The pathophysiology of the onset of morning cardiovascular events

Several studies have demonstrated that myocardial infarctions (MI) are at least 3 times more likely to occur in the morning than in the late evening. Similar circadian patterns have been found for transient myocardial ischemia, sudden cardiac death, and stroke. The circadian variation of these events suggests that the onset of MI is often triggered by patient activities. In the MILIS study, 49% of patients with MI reported a possible trigger, including physical exertion and emotional upset. The physiological processes that might result in the morning peak of MI remain unknown. Possible mechanisms include an arterial blood pressure surge and an increase in coronary arterial tone which increase shear stress at the endothelial surface and predispose to plaque rupture. An increase in platelet aggregability (resulting from the assumption of an upright posture) or an increase in blood viscosity with an insufficient countervailing circadian rise in circulating t-PA could produce a state of relative hypercoagulability which would promote coronary thrombus formation. The immediate value of recognizing the circadian variation of MI onset is the emphasis that can be placed on pharmacologic protection during the morning hours for patients already receiving anti-ischemic therapy.
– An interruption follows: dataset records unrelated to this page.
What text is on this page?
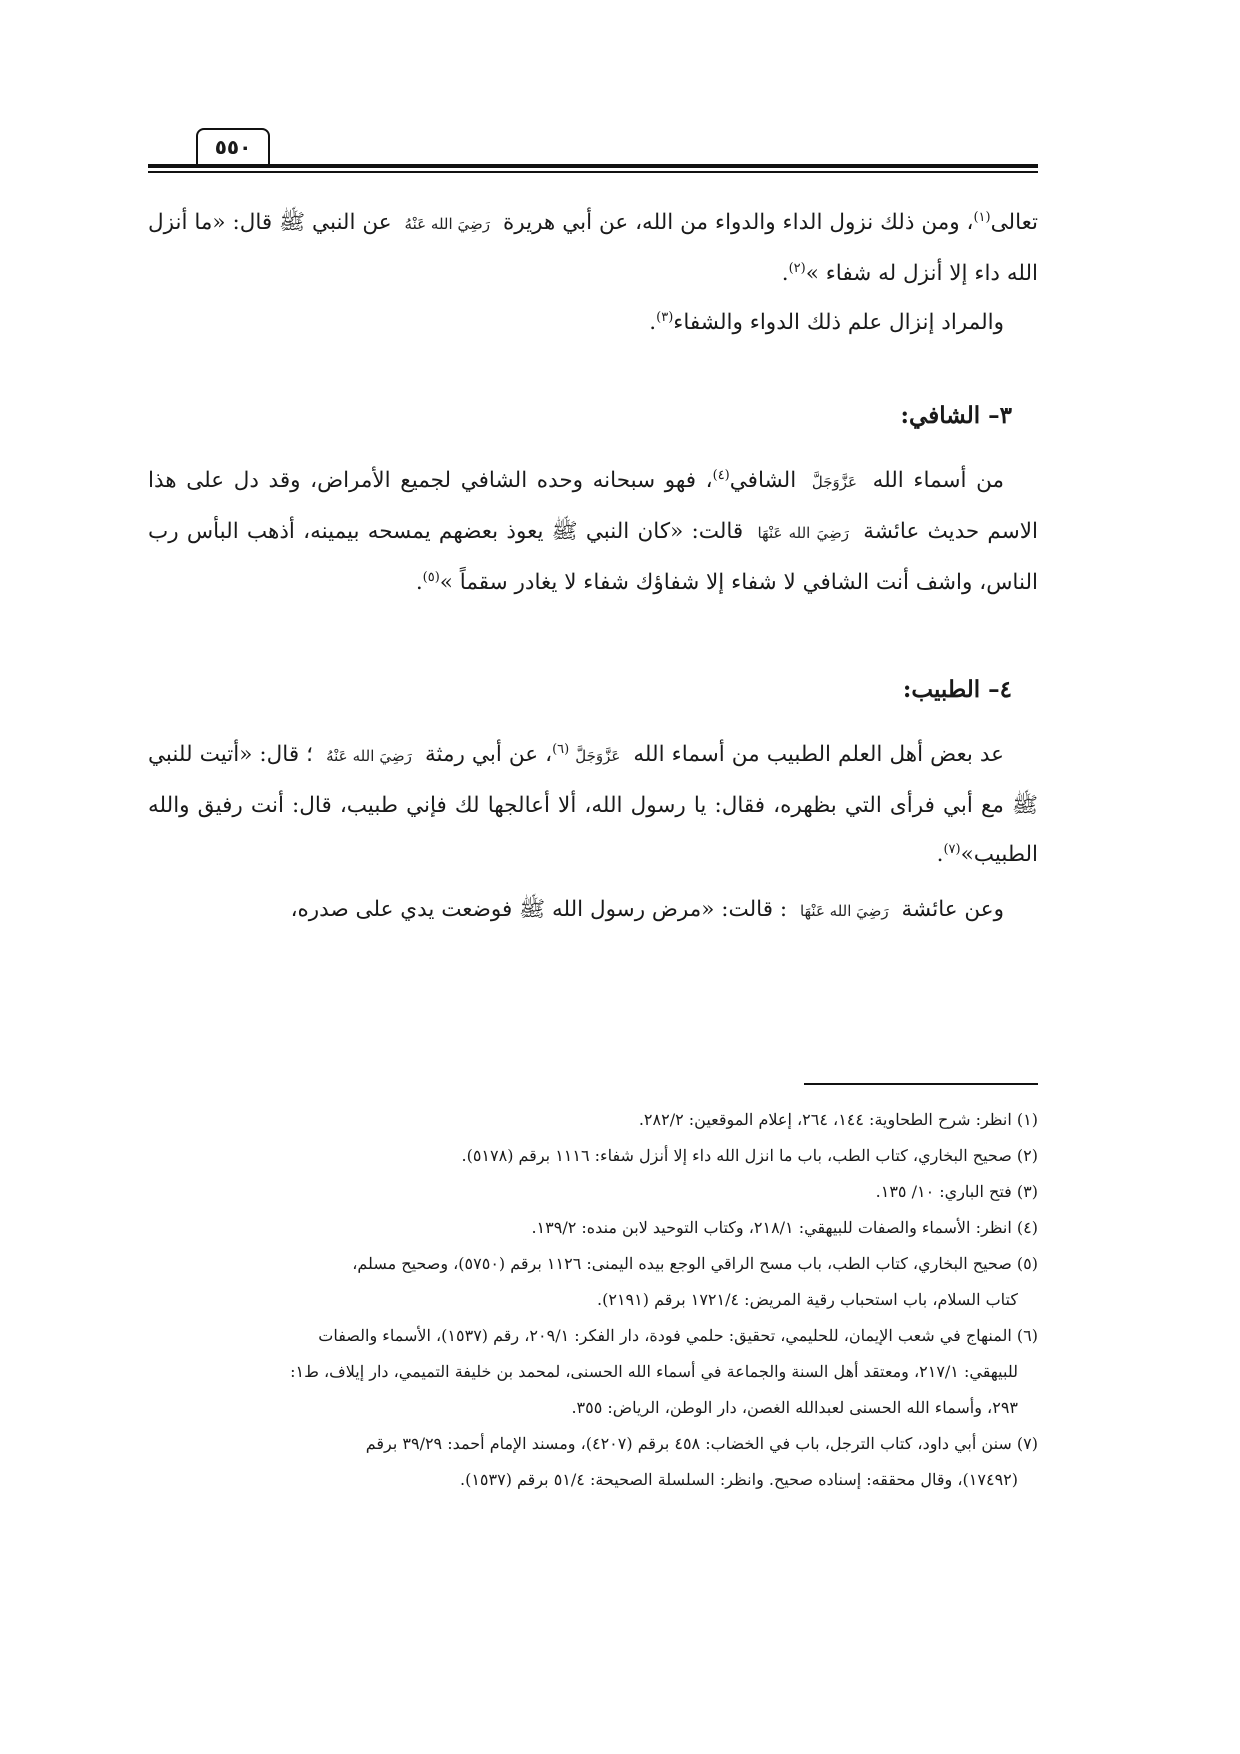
٥٥٠

تعالى$^{(١)}$، ومن ذلك نزول الداء والدواء من الله، عن أبي هريرة رَضِيَ الله عَنْهُ عن النبي ﷺ قال: «ما أنزل الله داء إلا أنزل له شفاء »$^{(٢)}$.

والمراد إنزال علم ذلك الدواء والشفاء$^{(٣)}$.

٣– الشافي:

من أسماء الله عَزَّوَجَلَّ الشافي$^{(٤)}$، فهو سبحانه وحده الشافي لجميع الأمراض، وقد دل على هذا الاسم حديث عائشة رَضِيَ الله عَنْهَا قالت: «كان النبي ﷺ يعوذ بعضهم يمسحه بيمينه، أذهب البأس رب الناس، واشف أنت الشافي لا شفاء إلا شفاؤك شفاء لا يغادر سقماً »$^{(٥)}$.

٤– الطبيب:

عد بعض أهل العلم الطبيب من أسماء الله عَزَّوَجَلَّ$^{(٦)}$، عن أبي رمثة رَضِيَ الله عَنْهُ ؛ قال: «أتيت للنبي ﷺ مع أبي فرأى التي بظهره، فقال: يا رسول الله، ألا أعالجها لك فإني طبيب، قال: أنت رفيق والله الطبيب»$^{(٧)}$.

وعن عائشة رَضِيَ الله عَنْهَا : قالت: «مرض رسول الله ﷺ فوضعت يدي على صدره،

(١) انظر: شرح الطحاوية: ١٤٤، ٢٦٤، إعلام الموقعين: ٢٨٢/٢.

(٢) صحيح البخاري، كتاب الطب، باب ما انزل الله داء إلا أنزل شفاء: ١١١٦ برقم (٥١٧٨).

(٣) فتح الباري: ١٠/ ١٣٥.

(٤) انظر: الأسماء والصفات للبيهقي: ٢١٨/١، وكتاب التوحيد لابن منده: ١٣٩/٢.

(٥) صحيح البخاري، كتاب الطب، باب مسح الراقي الوجع بيده اليمنى: ١١٢٦ برقم (٥٧٥٠)، وصحيح مسلم،

كتاب السلام، باب استحباب رقية المريض: ١٧٢١/٤ برقم (٢١٩١).

(٦) المنهاج في شعب الإيمان، للحليمي، تحقيق: حلمي فودة، دار الفكر: ٢٠٩/١، رقم (١٥٣٧)، الأسماء والصفات

للبيهقي: ٢١٧/١، ومعتقد أهل السنة والجماعة في أسماء الله الحسنى، لمحمد بن خليفة التميمي، دار إيلاف، ط١:

٢٩٣، وأسماء الله الحسنى لعبدالله الغصن، دار الوطن، الرياض: ٣٥٥.

(٧) سنن أبي داود، كتاب الترجل، باب في الخضاب: ٤٥٨ برقم (٤٢٠٧)، ومسند الإمام أحمد: ٣٩/٢٩ برقم

(١٧٤٩٢)، وقال محققه: إسناده صحيح. وانظر: السلسلة الصحيحة: ٥١/٤ برقم (١٥٣٧).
Both aspirin and beta-blockers have been shown to significantly reduce the morning peak of MI perhaps by attenuating morning platelet hyperactivity and blood pressure surges respectively. Calcium channel blockers have not been well studied but may modify the morning increase in coronary vascular tone. While as yet unproven, it seems reasonable that longer-acting anti-ischemic agents have an advantage over short-acting agents in providing protection agaistt MI in the morning when the effects of short-acting agent taken the night before may begin to wear off. Further research is required in understanding the mechanisms of triggering.